Once boiling, lower the heat and add the sugar, lemon juice, and vanilla extract (or fresh vanilla beans for a more intense flavor). Stir continuously to dissolve the sugar and blend the flavors.
3. Thicken the Custard
To thicken the custard, mix corn starch (or arrowroot starch) with 1/4 cup of coconut milk in a separate bowl until smooth. Make sure there are no lumps before adding this mixture to the saucepan.
Slowly pour the starch mixture into the simmering coconut cream while stirring constantly. Continue cooking over low heat for about 5-8 minutes, or until the custard thickens. Tip: The custard should have a pudding-like consistency — thick enough to hold its shape but not too runny.
4. Assemble the Tart
Remove the saucepan from the heat once the custard is ready. Pour the thickened coconut custard into the chilled crust, using a spatula to distribute it evenly across the surface. Be sure the filling is smooth and well spread.
Place the tart on a flat surface in the fridge and allow it to set for at least 5 hours, or preferably overnight. The longer it chills, the better the texture will be.
5. Add the Strawberries
Once the tart has set, it’s time for the final touch! Slice fresh organic strawberries and arrange them beautifully on top of the tart. Feel free to get creative with your design — you can layer the strawberries in a fan shape, place them in concentric circles, or keep it simple with random slices.
Tips for Success
- Choosing the right crust: If you prefer a vegan option, go for vanilla wafers, but Biscoff cookies offer a unique caramelized flavor that pairs perfectly with the coconut custard.

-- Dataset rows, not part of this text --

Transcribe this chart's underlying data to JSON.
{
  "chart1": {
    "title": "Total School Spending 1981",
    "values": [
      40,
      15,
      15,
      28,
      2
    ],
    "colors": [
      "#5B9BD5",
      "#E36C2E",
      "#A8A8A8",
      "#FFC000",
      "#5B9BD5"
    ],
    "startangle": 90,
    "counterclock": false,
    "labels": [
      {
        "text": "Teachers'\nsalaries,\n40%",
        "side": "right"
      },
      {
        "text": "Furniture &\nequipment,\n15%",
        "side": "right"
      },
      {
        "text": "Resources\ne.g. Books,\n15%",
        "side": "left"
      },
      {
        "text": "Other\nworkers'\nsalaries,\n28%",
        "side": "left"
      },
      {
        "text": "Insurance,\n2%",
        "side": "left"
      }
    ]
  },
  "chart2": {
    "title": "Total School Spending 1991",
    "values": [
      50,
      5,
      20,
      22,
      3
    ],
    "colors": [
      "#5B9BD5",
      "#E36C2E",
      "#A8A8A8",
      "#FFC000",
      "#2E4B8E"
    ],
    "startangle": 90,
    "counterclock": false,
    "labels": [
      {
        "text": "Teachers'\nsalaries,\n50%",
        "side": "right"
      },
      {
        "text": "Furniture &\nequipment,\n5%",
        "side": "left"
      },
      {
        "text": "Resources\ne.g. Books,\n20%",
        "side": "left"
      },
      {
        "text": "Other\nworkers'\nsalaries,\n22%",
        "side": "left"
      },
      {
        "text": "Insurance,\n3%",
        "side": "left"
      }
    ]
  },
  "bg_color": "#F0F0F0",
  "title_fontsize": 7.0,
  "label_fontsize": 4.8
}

- Chill time is crucial: Don’t rush the setting process. Allowing the tart to chill for at least 5 hours (or overnight) ensures a firm, creamy texture that holds up when sliced.
- Strawberry styling: Use fresh, organic strawberries for the best flavor and visual appeal. You can also experiment with other fruits like raspberries or blueberries for a different twist.
Serving and Storage
This No-Bake Strawberries and Cream Tart is best served cold. The refreshing combination of coconut and strawberries makes it ideal for warm days or any time you want a light yet indulgent dessert.
Storage:
- Refrigerate: Store leftovers in an airtight container in the fridge for up to 3-4 days. The crust will remain firm, and the filling will stay creamy.
- Freezing: You can also freeze the tart for longer storage, though the fresh strawberries may lose some of their texture upon thawing. For best results, freeze without the fruit topping and add the strawberries before serving.
No bake Strawberry Cream Tart Recipe
Ingredients
Crust
- 1 package Biscoff cookies about 15-20 pieces, or vegan vanilla wafers
- 2 tbsp coconut oil melted
Filling & Topping
- 1 can coconut cream full fat
- ¾ cup sugar
- 1 lemon juiced
- 1 tsp vanilla extract or fresh vanilla beans
- 4 tbsp corn starch or arrowroot starch
- ¼ cup coconut milk
- 1 cup strawberries sliced, for styling
Instructions
- In a food processor, grind the wafers or Biscoff cookies. Add the melted coconut oil and mix well.
- Transfer the crust mixture into a lined 9 inch (24 cm) round tart pan or rectangular pan. Press down firmly around the edges and bottom.
- Put the crust in the freezer while preparing the filling.
- In a medium saucepan, bring the coconut cream to a boil, stirring frequently.
- Add the sugar, lemon juice, and vanilla extract. Continue stirring over low heat.
- In a separate bowl, mix 4 tablespoons of corn or arrowroot starch with 1/4 cup coconut milk, ensuring no lumps.
- Slowly add the starch mixture to the saucepan, stirring constantly to avoid lumps. Cook for 5-8 minutes until the custard thickens.
- Remove the custard from the heat and pour it into the prepared crust. Spread evenly.
- Place the tart in the fridge for at least 5 hours, or overnight, to set.
- Once set, decorate the tart with sliced strawberries. Serve and enjoy!
Notes
- Make sure to stir the coconut cream constantly to prevent it from burning.
- For best results, allow the tart to set overnight.
- Feel free to use any other fresh fruit as a topping.